The band’s members first tested the waters with Numero Group by letting the label reissue the 1981 7”, Statues, for Record Store Day in 2013. From there, the label zeroed in on about 100 songs for inclusion in the set before narrowing everything down to the final 69, which were transferred and remastered at Steve Albini’s Electrical Audio studio in Chicago. “The band had a pretty killer tape archive hiding out in an old storage space,” Shipley says. “Once we were able to get that material, it really opened the doors for what was possible. For years, I’d been told that the master tapes for ‘Statues’ and ‘Amusement’ were lost—and lo and behold, here’s the original multitracks, mixdowns, and all the additional stuff they recorded in the sessions. That kept happening. Every time we opened up a box, we found something new.”
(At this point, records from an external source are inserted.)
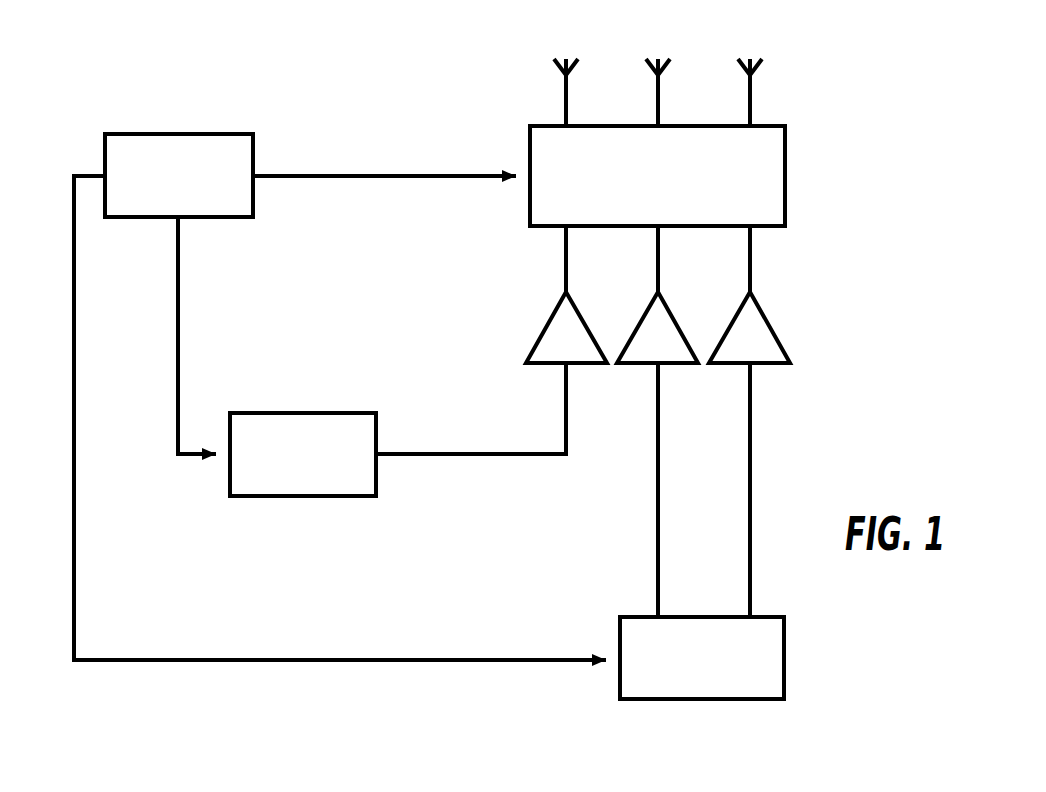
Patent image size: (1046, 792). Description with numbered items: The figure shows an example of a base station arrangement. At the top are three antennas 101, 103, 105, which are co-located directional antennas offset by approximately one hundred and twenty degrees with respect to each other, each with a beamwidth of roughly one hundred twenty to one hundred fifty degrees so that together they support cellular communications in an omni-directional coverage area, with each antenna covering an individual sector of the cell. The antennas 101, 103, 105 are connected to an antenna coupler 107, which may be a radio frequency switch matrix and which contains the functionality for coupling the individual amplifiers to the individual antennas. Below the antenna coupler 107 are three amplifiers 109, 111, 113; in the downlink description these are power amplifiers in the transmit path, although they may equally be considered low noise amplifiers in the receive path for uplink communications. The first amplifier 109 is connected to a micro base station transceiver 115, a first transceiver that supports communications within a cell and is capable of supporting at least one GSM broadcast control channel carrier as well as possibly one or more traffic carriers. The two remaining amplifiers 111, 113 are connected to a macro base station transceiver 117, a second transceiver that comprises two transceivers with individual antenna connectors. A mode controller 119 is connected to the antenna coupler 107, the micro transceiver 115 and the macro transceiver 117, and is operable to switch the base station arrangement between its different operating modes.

The antenna 101 is at (557, 74).
The antenna 103 is at (662, 56).
The antenna 105 is at (765, 70).
The antenna coupler 107 is at (787, 173).
The amplifier 109 is at (546, 320).
The amplifier 111 is at (670, 312).
The amplifier 113 is at (765, 320).
The micro base station transceiver 115 is at (303, 497).
The macro base station transceiver 117 is at (723, 700).
The mode controller 119 is at (177, 133).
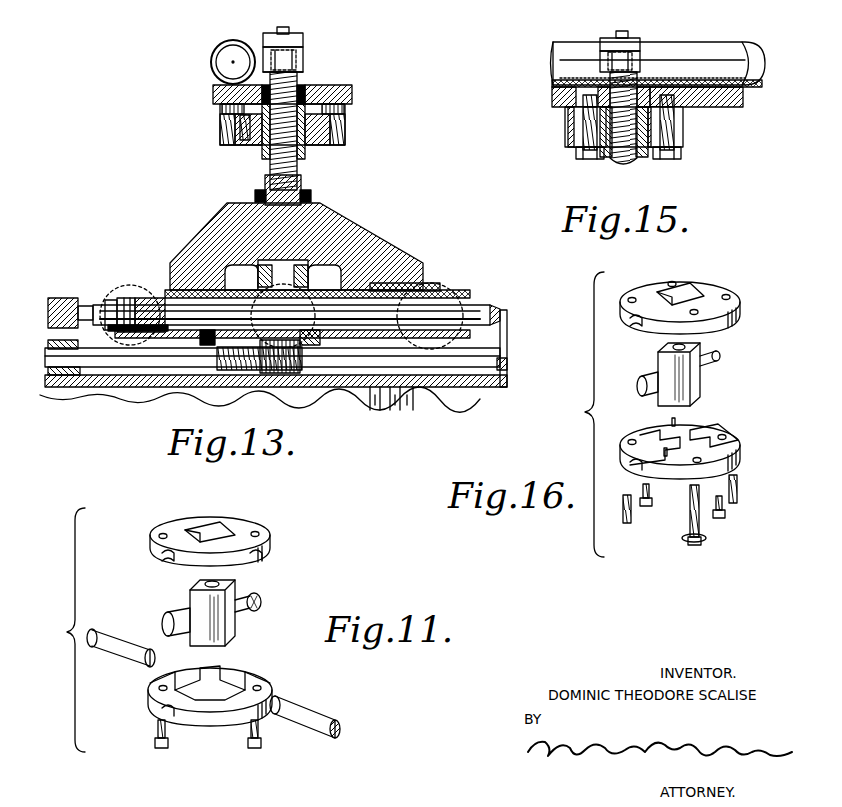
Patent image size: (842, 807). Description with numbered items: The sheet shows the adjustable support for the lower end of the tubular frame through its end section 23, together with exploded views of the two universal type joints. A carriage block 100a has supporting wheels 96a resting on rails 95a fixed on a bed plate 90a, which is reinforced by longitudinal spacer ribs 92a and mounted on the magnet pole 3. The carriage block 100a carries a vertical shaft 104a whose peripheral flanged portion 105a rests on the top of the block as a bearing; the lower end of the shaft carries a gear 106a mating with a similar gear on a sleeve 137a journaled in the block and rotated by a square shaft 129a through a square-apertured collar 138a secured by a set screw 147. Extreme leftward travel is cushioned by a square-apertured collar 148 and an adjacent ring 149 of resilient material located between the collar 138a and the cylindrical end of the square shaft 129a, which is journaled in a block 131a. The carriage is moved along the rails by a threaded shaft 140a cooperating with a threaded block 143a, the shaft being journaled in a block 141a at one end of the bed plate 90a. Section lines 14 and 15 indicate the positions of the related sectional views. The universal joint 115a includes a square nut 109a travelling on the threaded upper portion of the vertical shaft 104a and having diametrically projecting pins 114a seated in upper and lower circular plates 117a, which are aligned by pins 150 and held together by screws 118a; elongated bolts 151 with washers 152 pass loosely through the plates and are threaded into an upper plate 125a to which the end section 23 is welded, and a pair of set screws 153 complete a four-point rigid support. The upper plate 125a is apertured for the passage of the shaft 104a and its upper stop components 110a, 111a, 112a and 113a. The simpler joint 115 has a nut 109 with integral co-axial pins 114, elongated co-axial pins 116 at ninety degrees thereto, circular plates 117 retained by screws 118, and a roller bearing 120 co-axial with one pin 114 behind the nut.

In FIG. 13, the magnet pole 3 is at (413, 400).
In FIG. 13, the section line 14 is at (220, 105).
In FIG. 13, the section line 15 is at (282, 27).
In FIG. 13, the end section 23 is at (222, 45).
In FIG. 15, the end section 23 is at (718, 42).
In FIG. 13, the bed plate 90a is at (497, 388).
In FIG. 13, the longitudinal spacer ribs 92a is at (506, 322).
In FIG. 13, the rails 95a is at (508, 364).
In FIG. 13, the supporting wheels 96a is at (460, 338).
In FIG. 13, the carriage block 100a is at (383, 226).
In FIG. 13, the vertical shaft 104a is at (262, 215).
In FIG. 15, the vertical shaft 104a is at (642, 88).
In FIG. 13, the peripheral flanged portion 105a is at (312, 196).
In FIG. 13, the gear 106a is at (232, 270).
In FIG. 11, the nut 109 is at (226, 626).
In FIG. 13, the square nut 109a is at (298, 162).
In FIG. 15, the square nut 109a is at (630, 162).
In FIG. 16, the square nut 109a is at (698, 384).
In FIG. 13, the upper stop component 110a is at (297, 62).
In FIG. 15, the upper stop component 110a is at (640, 58).
In FIG. 13, the upper stop component 111a is at (303, 52).
In FIG. 15, the upper stop component 111a is at (601, 54).
In FIG. 13, the upper stop component 112a is at (303, 40).
In FIG. 15, the upper stop component 112a is at (636, 40).
In FIG. 13, the upper stop component 113a is at (286, 27).
In FIG. 15, the upper stop component 113a is at (616, 34).
In FIG. 11, the pins 114 is at (184, 610).
In FIG. 13, the pins 114a is at (315, 135).
In FIG. 15, the pins 114a is at (604, 160).
In FIG. 16, the pins 114a is at (712, 354).
In FIG. 11, the universal type joint 115 is at (138, 676).
In FIG. 13, the universal joint 115a is at (214, 136).
In FIG. 15, the universal joint 115a is at (548, 112).
In FIG. 16, the universal joint 115a is at (752, 298).
In FIG. 11, the elongated co-axial pins 116 is at (122, 632).
In FIG. 11, the circular plates 117 is at (150, 529).
In FIG. 13, the circular plates 117a is at (340, 125).
In FIG. 15, the circular plates 117a is at (672, 115).
In FIG. 16, the circular plates 117a is at (652, 320).
In FIG. 11, the screws 118 is at (248, 742).
In FIG. 13, the screws 118a is at (245, 142).
In FIG. 16, the screws 118a is at (727, 514).
In FIG. 11, the roller bearing 120 is at (256, 594).
In FIG. 13, the upper plate 125a is at (350, 90).
In FIG. 15, the upper plate 125a is at (553, 92).
In FIG. 13, the square shaft 129a is at (472, 300).
In FIG. 13, the block 131a is at (52, 300).
In FIG. 13, the sleeve 137a is at (422, 290).
In FIG. 13, the square-apertured collar 138a is at (132, 300).
In FIG. 13, the threaded shaft 140a is at (215, 368).
In FIG. 13, the block 141a is at (48, 345).
In FIG. 13, the threaded block 143a is at (288, 374).
In FIG. 13, the set screw 147 is at (152, 298).
In FIG. 13, the square-apertured collar 148 is at (108, 300).
In FIG. 13, the ring 149 is at (122, 300).
In FIG. 16, the pins 150 is at (700, 422).
In FIG. 15, the elongated bolts 151 is at (572, 134).
In FIG. 16, the elongated bolts 151 is at (694, 548).
In FIG. 15, the washers 152 is at (566, 152).
In FIG. 16, the washers 152 is at (705, 542).
In FIG. 13, the set screws 153 is at (218, 95).
In FIG. 16, the set screws 153 is at (738, 494).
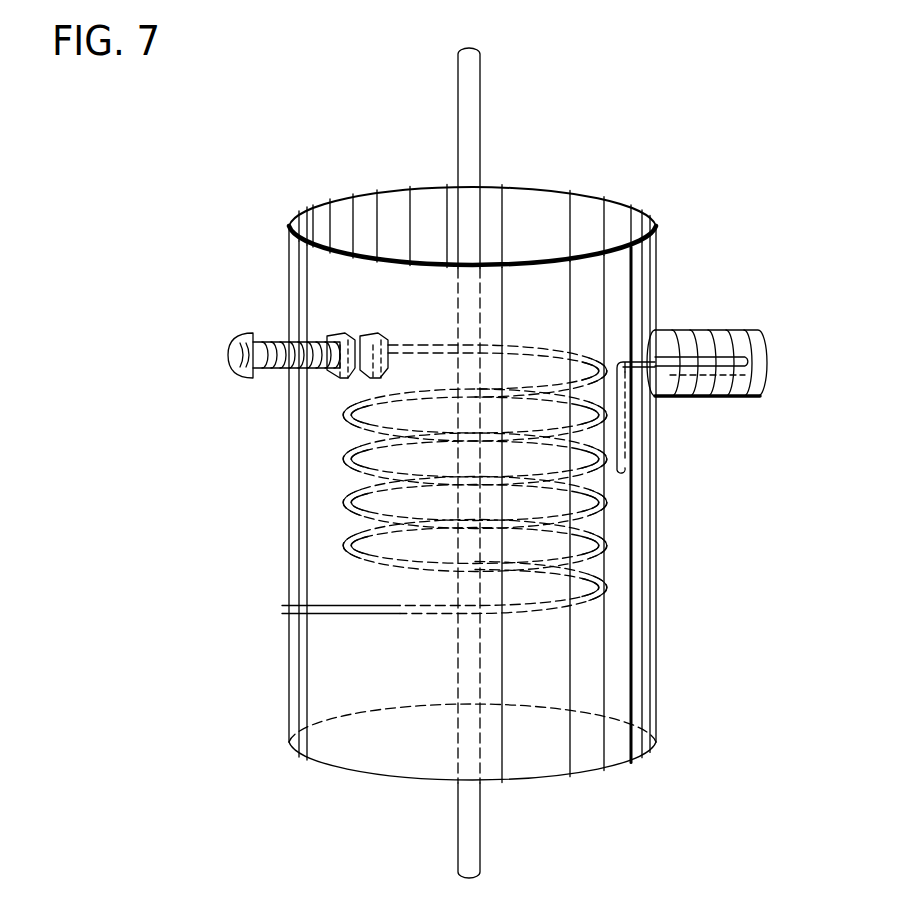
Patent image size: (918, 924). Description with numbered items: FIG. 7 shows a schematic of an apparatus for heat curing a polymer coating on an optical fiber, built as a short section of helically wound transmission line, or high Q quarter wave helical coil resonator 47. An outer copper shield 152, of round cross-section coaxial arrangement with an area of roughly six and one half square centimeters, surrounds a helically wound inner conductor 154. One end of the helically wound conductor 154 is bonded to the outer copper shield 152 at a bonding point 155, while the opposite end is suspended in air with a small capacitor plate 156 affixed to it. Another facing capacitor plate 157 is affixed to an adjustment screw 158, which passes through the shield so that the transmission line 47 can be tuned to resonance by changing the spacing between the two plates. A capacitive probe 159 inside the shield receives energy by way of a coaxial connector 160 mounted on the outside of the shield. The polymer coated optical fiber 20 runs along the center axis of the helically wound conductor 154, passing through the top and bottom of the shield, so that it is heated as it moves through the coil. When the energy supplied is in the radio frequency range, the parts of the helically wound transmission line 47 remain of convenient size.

The helical coil resonator 47 is at (325, 71).
The polymer coated optical fiber 20 is at (486, 127).
The outer copper shield 152 is at (652, 637).
The helically wound inner conductor 154 is at (578, 550).
The bonding point 155 is at (282, 610).
The capacitor plate 156 is at (374, 342).
The facing capacitor plate 157 is at (352, 348).
The adjustment screw 158 is at (225, 364).
The capacitive probe 159 is at (628, 452).
The coaxial connector 160 is at (712, 328).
Norton, Hart, and Mould kept tabs on the project through email with Shipley and others at Numero Group. Shipley says that while coordinating between all three members was challenging at times, the band showed a commitment to seeing the project through to completion, especially with the news of Hart’s sickness. “Having all three of them together at one point in time with a common goal, that hadn’t happened since 1987,” Shipley says. “I think Grant being sick helped it a little bit, because everybody pulled together and rallied around it.”
“I think the Bob and Grant battle has been well-documented in the press over the past several decades,” Norton says. “Now, we can get away from that and put the focus back on the music, which is where it should have been all along. We can concentrate on that legacy and that alone.”
Both Shipley and Norton say Savage Young Dü could be the start of an ongoing relationship between the band’s surviving members and Numero Group. The label hopes to dive further into classic Hüsker records like 1984’s Zen Arcade and 1985’s Flip Your Wig and New Day Rising. By Shipley’s estimation, there’s still about 200 tapes worth of material to comb through. Norton, meanwhile, says the band hope to launch a new website, where streams of old Hüsker Dü shows could eventually be made available.
“The thing that I think is really important [to acknowledge] is that bands that are sort of locked away from people end up getting forgotten,” Shipley says of delving further into the band’s history. “It’ll be exciting over the next four, five, 10 years as we continue to try to bring about a new story about this group. We just hope their music finds some fresh ears.”